1.3 Deskundigheid medewerkers en bestuur
Het pensioenfonds zorgt ervoor dat zij in alle fasen van het beleggingsproces beschikt over de deskundigheid om:
- een adequaat beleggingsbeleid vast te stellen om een optimaal beleggingsresultaat te bereiken;
- om de uitvoering van het vermogensbeheer te beoordelen;
- de beleggingsrisico’s te kunnen beheersen.

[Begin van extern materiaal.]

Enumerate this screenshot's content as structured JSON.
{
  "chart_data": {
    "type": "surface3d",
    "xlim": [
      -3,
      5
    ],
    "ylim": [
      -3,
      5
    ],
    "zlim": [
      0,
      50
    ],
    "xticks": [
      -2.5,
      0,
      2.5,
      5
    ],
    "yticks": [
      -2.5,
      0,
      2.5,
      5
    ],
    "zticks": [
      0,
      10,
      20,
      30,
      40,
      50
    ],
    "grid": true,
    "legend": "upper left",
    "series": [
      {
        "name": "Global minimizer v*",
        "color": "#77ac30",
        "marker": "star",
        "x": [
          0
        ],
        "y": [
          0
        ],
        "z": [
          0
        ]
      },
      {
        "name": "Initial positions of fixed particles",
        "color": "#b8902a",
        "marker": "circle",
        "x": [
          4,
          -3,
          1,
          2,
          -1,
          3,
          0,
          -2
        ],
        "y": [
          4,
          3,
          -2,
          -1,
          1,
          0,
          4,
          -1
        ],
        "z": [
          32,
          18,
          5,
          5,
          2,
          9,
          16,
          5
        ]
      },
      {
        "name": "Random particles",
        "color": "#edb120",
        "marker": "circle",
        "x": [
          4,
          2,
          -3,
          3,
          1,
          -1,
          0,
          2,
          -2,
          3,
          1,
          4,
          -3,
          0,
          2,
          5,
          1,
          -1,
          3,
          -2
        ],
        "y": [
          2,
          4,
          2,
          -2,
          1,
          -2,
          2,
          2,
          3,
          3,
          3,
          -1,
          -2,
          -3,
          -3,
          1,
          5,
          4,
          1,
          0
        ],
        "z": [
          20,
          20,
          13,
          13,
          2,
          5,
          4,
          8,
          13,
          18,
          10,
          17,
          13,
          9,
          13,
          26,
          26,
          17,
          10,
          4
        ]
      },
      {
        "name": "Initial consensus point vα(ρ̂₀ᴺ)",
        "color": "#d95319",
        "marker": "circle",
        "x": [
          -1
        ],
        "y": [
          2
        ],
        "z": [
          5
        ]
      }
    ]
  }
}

Naast de deskundigheid die het bestuur heeft is aan de beleggingsadviescommissie een onafhankelijke externe beleggingsadviseur toegevoegd. Hiermee wordt beoogd dat het pensioenfonds over voldoende countervailing power beschikt ten opzichte van de fiduciair vermogensbeheerder. Voor de bestuursleden en deelnemers aan commissies zijn functieprofielen vastgelegd die in lijn zijn met de guidance van DNB met betrekking tot de verwachte beleggingskennis voor bestuurders.
3.4 Scheiding van belangen
Het pensioenfonds treft maatregelen om te voorkomen dat bij zijn medewerkers of bij het bestuur sprake is van belangenverstrengeling of tegenstrijdige belangen. De medewerkers en bestuurders van het pensioenfonds zijn gebonden aan de door het pensioenfonds opgestelde gedragscode.
Jaarlijks wordt aan medewerkers en bestuurders gevraagd dat zij de Gedragscode hebben nageleefd.
4. Strategisch beleggingsbeleid en Algemene uitgangspunten beleggingsbeginselen (beleggingsbeliefs)
4.1 Algemeen
Het Pensioenfonds voert een beleggingsbeleid dat past bij de pensioenambitie, waarin duurzaamheid verankerd is. Het beleggingsbeleid is daarbij begrijpelijk en beheersbaar. Het pensioenfonds belegt de toevertrouwde middelen om in de toekomst aan haar (gewezen) deelnemers en pensioengerechtigden pensioenuitkeringen te kunnen verstrekken.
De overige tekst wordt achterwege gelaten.